彼らに「社会人の自覚」を求めるのは逆効果。まずすべきは、働く意欲を育むことだ。それには、未来の自分をイメージさせると良い。実現できるかは問わず、3年後や5年後に「どんな自分になっていたいか」「どんな生活をしていたら幸せか」を存分に描いてもらう。仕事で得られる安定した収入は少なくとも描いた未来に近づくための資金にはなるので、働く意欲に繋がる。他にも、働くことで得られる喜びや楽しさ等ポジティブな面を語るのも効果的だ。

ゆとり世代以降の特徴

「新型うつ」という言葉をご存じだろうか? 何もやる気の起きない一般的なうつとは違い、仕事のみやる気が起きず、それ以外の趣味などは元気に楽しめる、新しいタイプのうつの事である。休職中に海外旅行に行った人間の話など、一度は耳にした事のある人も多いだろう。

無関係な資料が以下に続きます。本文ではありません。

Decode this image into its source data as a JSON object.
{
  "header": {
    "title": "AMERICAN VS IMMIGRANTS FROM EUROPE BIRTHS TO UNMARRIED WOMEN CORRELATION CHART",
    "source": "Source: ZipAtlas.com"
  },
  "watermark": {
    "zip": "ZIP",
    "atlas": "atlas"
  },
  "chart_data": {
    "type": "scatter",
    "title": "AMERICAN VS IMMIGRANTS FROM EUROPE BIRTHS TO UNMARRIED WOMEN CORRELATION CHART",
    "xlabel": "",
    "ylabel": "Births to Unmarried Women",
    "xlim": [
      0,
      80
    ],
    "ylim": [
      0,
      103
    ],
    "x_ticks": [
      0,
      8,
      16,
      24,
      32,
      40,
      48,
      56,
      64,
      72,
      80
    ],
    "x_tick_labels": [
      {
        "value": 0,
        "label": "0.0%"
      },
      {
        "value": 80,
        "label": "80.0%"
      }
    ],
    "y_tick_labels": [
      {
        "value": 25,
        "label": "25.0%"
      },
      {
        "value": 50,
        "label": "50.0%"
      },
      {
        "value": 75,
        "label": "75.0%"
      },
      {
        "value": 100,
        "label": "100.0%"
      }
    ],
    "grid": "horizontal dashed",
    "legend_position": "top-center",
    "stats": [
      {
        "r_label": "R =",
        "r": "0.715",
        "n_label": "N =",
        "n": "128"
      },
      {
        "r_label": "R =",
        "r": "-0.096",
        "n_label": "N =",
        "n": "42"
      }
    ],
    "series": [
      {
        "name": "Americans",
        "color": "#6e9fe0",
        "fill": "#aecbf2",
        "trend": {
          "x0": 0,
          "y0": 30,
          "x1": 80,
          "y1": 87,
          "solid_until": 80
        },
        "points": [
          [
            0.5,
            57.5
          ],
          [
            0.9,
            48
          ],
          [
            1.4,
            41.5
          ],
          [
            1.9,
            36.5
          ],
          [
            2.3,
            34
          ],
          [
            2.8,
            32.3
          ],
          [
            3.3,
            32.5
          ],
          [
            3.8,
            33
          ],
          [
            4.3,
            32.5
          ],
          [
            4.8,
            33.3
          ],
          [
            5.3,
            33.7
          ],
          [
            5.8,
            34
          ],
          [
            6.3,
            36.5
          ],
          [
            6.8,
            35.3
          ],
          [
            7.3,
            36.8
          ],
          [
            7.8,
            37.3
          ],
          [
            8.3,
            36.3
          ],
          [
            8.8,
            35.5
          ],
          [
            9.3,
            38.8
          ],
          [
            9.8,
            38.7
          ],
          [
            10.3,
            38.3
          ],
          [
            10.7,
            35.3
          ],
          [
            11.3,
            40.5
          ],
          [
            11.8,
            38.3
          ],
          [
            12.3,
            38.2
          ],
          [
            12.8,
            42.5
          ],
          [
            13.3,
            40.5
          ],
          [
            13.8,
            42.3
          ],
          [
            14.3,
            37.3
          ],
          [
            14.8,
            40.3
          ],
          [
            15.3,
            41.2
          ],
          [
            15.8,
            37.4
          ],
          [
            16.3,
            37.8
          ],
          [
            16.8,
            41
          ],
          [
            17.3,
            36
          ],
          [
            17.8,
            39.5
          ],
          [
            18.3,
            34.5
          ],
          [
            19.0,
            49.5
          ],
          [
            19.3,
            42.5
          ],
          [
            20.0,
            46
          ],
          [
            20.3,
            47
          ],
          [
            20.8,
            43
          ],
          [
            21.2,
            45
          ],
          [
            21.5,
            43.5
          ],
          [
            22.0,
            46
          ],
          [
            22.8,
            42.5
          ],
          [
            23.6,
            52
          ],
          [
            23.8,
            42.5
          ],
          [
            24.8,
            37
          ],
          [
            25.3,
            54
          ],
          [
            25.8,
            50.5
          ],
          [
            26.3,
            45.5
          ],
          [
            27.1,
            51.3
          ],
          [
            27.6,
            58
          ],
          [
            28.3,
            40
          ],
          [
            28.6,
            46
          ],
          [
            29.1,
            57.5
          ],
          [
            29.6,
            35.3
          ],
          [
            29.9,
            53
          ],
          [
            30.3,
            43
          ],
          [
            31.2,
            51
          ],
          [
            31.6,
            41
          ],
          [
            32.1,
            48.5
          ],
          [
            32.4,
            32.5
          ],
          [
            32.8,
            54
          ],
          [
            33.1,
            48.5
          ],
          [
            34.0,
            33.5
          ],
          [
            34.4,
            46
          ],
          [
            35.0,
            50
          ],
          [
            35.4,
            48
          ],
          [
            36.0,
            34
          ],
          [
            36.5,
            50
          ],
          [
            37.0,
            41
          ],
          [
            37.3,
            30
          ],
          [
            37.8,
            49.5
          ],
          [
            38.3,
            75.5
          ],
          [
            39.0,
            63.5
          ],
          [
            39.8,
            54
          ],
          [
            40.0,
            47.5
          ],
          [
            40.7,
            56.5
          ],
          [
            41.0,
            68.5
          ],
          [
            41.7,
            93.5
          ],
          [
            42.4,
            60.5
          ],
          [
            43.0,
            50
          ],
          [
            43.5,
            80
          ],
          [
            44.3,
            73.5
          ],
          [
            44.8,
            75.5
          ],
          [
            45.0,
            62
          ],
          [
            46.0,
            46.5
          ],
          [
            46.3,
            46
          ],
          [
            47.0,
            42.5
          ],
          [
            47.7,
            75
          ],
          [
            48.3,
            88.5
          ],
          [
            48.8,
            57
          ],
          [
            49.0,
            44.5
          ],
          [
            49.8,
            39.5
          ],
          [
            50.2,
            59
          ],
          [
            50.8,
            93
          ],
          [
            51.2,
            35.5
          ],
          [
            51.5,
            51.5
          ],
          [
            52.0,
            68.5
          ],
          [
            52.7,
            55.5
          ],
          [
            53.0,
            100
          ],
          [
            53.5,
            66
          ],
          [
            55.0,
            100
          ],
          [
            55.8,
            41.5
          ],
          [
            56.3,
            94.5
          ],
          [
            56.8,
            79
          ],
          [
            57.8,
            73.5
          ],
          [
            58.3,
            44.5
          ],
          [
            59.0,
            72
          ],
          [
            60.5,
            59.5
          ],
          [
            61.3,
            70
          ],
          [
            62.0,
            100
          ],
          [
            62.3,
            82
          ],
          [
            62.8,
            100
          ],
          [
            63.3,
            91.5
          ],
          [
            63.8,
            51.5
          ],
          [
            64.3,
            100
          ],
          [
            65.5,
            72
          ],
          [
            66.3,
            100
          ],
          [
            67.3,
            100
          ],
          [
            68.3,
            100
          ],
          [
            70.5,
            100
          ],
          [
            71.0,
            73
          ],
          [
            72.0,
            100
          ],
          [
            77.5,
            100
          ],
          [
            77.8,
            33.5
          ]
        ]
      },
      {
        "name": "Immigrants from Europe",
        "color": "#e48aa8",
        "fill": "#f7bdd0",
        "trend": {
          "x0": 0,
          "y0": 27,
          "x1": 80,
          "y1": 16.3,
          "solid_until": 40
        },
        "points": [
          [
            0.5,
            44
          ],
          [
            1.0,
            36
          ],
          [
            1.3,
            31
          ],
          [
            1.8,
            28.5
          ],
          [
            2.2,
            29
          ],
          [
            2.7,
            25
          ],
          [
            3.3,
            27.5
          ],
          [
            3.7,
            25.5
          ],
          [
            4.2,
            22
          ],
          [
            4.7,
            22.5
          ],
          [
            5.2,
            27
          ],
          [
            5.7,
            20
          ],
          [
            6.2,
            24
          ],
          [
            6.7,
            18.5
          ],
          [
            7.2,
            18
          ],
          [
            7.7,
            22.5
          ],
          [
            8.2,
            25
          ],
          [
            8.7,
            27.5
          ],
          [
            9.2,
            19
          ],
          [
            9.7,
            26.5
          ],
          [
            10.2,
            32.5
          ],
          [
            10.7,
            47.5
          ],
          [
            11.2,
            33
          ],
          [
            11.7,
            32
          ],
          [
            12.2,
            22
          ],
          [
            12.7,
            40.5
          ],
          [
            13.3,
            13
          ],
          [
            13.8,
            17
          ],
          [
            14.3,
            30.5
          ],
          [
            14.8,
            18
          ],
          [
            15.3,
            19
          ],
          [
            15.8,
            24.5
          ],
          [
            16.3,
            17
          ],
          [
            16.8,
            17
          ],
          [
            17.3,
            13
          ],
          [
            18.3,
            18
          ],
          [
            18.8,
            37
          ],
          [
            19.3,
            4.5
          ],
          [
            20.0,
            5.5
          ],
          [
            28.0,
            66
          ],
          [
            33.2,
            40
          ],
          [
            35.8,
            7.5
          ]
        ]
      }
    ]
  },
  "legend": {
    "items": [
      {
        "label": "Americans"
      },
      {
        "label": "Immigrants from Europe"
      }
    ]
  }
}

ゆとり世代以降に増えているのだが、その原因として「頑張る力の不足」が挙げられる。2番目に挙げた草食系とは違い仕事への目的意識は持っているが、達成のために自らPDCAを回すことができず、仕事が本格化するとついていけずにストレスを溜めてしまうのである。勉強、部活、アルバイト……学生時代に何かに継続して取り組み、大小問わず成功体験を得た事の無い新入社員には、こうしてメンタルを崩すリスクがある事を頭の隅に置いておくべきだろう。

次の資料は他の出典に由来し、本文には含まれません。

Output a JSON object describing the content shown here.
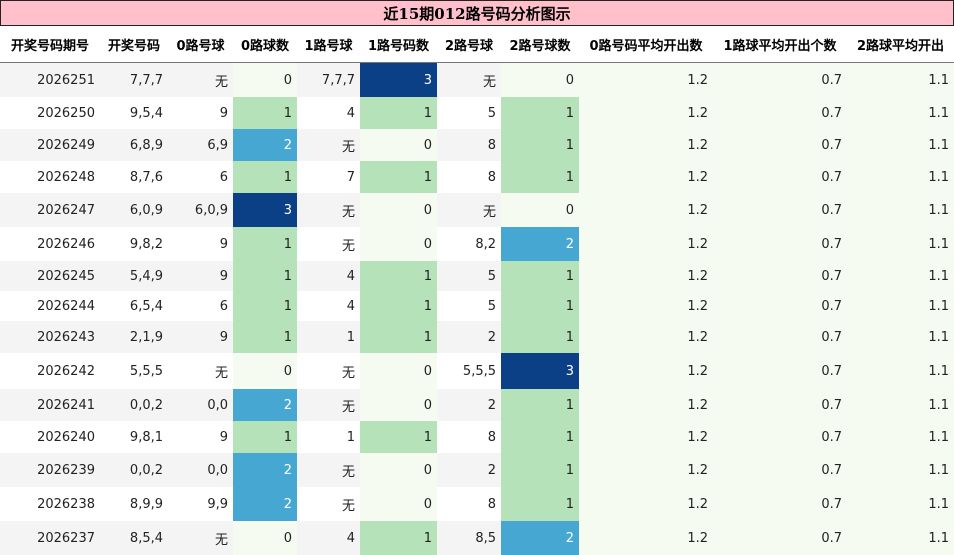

この場合の対処はシンプルだ。多少の困難でも努力するたくましさを育てれば良い。部下と一緒にPDCAを繰り返し、成功体験を積ませるのである。この時注意して欲しいのが「C」だ。日本マネジメントケアリスト協会理事長の浅井浩一氏が著書『はじめてリーダーになる君へ』(ダイヤモンド社)で述べているが、PDCAのCをチェックではなくケアと考え、新入社員の心身の調子をしっかりと気にかける。この一手間が、慣れない努力をしている者にとって大きな支えとなるので、是非とも実践して欲しい。

ゴールデンウィーク明けは、多くの新入社員にとってメンタル不調に陥るリスクが多い時期であり、不調の原因によって効果的な対処も異なる。自分目線で決めつけず、まずは部下と向き合い、どうして苦しんでいるのか原因を見つけることから始めて欲しい。